Massachusetts’s High School Exit Exam, the MCAS, Is On the Ballot


Deep blue Massachusetts is far from the presidential campaign trail. But a high-stakes campaign has flooded the state with social media and television ads, pressing voters to consider a major change to the public school system widely seen as the nation’s best.

In Massachusetts, a generation of students has been required to complete standardized exams in English, math and the sciences to earn a high school diploma. The requirement is the capstone of a rigorous set of standards that have helped set the state apart from others on achievement tests.
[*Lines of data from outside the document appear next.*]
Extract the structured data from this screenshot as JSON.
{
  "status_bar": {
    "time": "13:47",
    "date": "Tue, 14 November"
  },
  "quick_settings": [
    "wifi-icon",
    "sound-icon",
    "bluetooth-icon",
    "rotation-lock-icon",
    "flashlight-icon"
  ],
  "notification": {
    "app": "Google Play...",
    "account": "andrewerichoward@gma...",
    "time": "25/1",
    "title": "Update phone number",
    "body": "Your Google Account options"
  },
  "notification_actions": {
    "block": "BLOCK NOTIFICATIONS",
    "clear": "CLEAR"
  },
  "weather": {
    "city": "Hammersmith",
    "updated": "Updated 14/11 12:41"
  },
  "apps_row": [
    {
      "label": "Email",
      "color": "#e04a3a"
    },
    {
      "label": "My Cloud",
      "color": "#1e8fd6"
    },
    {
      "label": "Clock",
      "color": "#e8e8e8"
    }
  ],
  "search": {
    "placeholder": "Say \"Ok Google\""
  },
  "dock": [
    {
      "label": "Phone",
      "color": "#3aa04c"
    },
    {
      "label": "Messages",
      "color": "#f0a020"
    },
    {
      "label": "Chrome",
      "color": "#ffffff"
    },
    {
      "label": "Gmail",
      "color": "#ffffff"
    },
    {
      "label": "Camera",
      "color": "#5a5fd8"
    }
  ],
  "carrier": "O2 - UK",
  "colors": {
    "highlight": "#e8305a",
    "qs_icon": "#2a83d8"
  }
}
On Election Day, Massachusetts voters will decide whether to change course.

A ballot measure known as Question 2 would eliminate the exams as a graduation mandate. If it passes, there would be no statewide requirements for receiving a diploma.

The proposal has provoked sharp divisions among Democrats, who control the state government.

The state’s teachers’ union, which spearheaded the ballot question, has poured millions into efforts to convince voters the exam shuts out teenagers who already have the odds stacked against them. They have pointed to research showing such mandates can push more disadvantaged students to drop out.

Several members of Congress like Representative Ayanna Pressley and Senator Elizabeth Warren, a former special education teacher, support the union, saying one test cannot measure all students’ skills.

Business executives and state leaders, including Gov. Maura Healey, also a Democrat, have urged voters to keep the test requirement, arguing the uniform standard sets one expectation for all students, regardless of their ZIP code. And The Boston Globe’s editorial board warned in grave terms that while Massachusetts schools “are the envy of the nation,” the effort “threatens one of the foundations of the state’s success.”

More than 90 percent of sophomores pass the test — called the Massachusetts Comprehensive Assessment System or MCAS — on their first try. Failing students can retake the exams several times, or lodge an appeal.

Ultimately, just hundreds of students — among more than 65,000 test takers — are annually blocked from a diploma because they do not pass the MCAS. But some 85 percent are students with disabilities or new immigrants still learning English.

Opponents of the ballot question argue that other disadvantaged students could fall behind if the state’s 300-plus districts all create their own requirements. They worry that affluent areas might set a higher bar, while low-income students could be pushed along to a diploma after meeting a minimal benchmark.

High school exit exams gained traction during the early 2000s. They were meant to boost achievement by raising standards and to signal to colleges and employers that students were prepared. But many states moved away from the exams over the last decade, believing that offering more options to prove skills could benefit disadvantaged students.

Today, Massachusetts is one of only nine states that rely on an exit exam for graduation.

The debate over whether to do away with the Massachusetts requirement comes as educators across the nation grapple with how to address achievement gaps that worsened during the pandemic.

Several other states have eased standards, lowering passing scores in reading and math. Grade inflation has grown since the pandemic, even as students struggle with learning loss. And in Massachusetts, the graduation rate rose slightly between 2019 and 2023, despite soaring rates of school absences.

Thomas Dee, a professor at Stanford’s Graduate School of Education who is against throwing out the requirement, said he worries the trends reveal “a kind of fatigue and a lowering of expectations” in the wake of Covid.

“We know the harm done to this star-crossed generation of children is still very much with us,” Mr. Dee said, adding that states could be pushing an “educational debt” down the road, leaving students unaware that they may not be ready for college courses.

Because of federal testing mandates, 10th graders will continue to sit for the exams even if voters approve the ballot measure, though their scores will not be used by the state.

But supporters of the ballot question say that removing the stakes could give teenagers freedom to learn more than what will end up on a test. Many teachers in the United States take more than 12 days to prepare students for state exams, and some in higher poverty schools spend over a month, according to one survey from George Washington University’s Center on Education Policy.

Max Page, the president of the teachers’ union, the Massachusetts Teacher Association, argued that warnings over a deterioration of excellence are overblown. The state’s hallmark rigorous standards are infused through the education system, he said, from curriculum to teacher certification to oversight.

“That’s the core that makes our schools the best in the country,” Mr. Page said. “Not this one-time standardized test.”

If the ballot measure passes, the exam would be eliminated as a requirement for this spring’s Class of 2025.

Several experts said the fight over the test could miss the point. A requirement that immigrant students still learning English pass a test in English, for example, suggests “a mismatch” in expectations and support for those students said John Papay, an associate professor at Brown University who has studied high-stakes exams.

“Is it the test — or is it the standards — that are preventing students from graduating?” he asked. “I think the testing is a red herring.”